< Program

Special Session: Artificial Intelligence and Hearing Healthcare

Digital Patient Clones for Individualized Clinical Inference
Dennis Barbour, MD, PhD
Professor of Biomedical Engineering, Washington University, St. Louis, MO

Traditional frameworks in evidence-based and precision medicine are deeply rooted in etiological diagnosis, aiming for a mechanistic understanding of diseases. While effective for conditions with universal, identifiable, and predictive mechanisms, this approach struggles to cope with the complexity and heterogeneity inherent in disorders of brain and behavior. I will present an alternative clinical inference methodology that retains the predictive power of conventional diagnostic methods but is engineered to adapt to variable population traits. Central to this new approach are "digital clones"—generative models that recapitulate a patient's clinical history and current findings. These models offer the flexibility to contribute to robust outcome forecasts in both homogeneous and diverse populations. I will demonstrate the application of this framework in auditory and cognitive assessments, discuss its potential for broader medical applications, and highlight how this approach is designed to be intrinsically equitable, thereby better serving outliers, minorities, and patients with rare diseases.

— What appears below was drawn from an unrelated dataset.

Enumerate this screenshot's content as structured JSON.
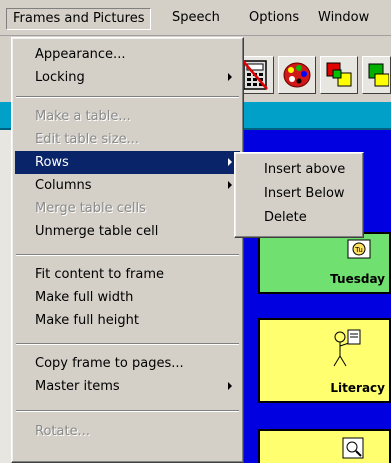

Dennis Barbour, MD, PhD, is a Professor of Biomedical Engineering, Computer Science, Psychological and Brain Sciences, Neuroscience and Otolaryngology at Washington University in St. Louis. His research interests include auditory processing, cognitive neuroscience, machine learning and medical informatics. His development of machine learning perceptual testing has contributed a key founding principle to the emerging field of computational audiology. More recently, he has generalized these concepts toward latent variable models of cognition. The resulting estimation algorithms enable complex models to be trained effectively with limited amounts of data. Currently he is working to incorporate disparate data streams throughout electronic health records into unified models of patient outcomes for optimizing diagnostic and treatment decisions.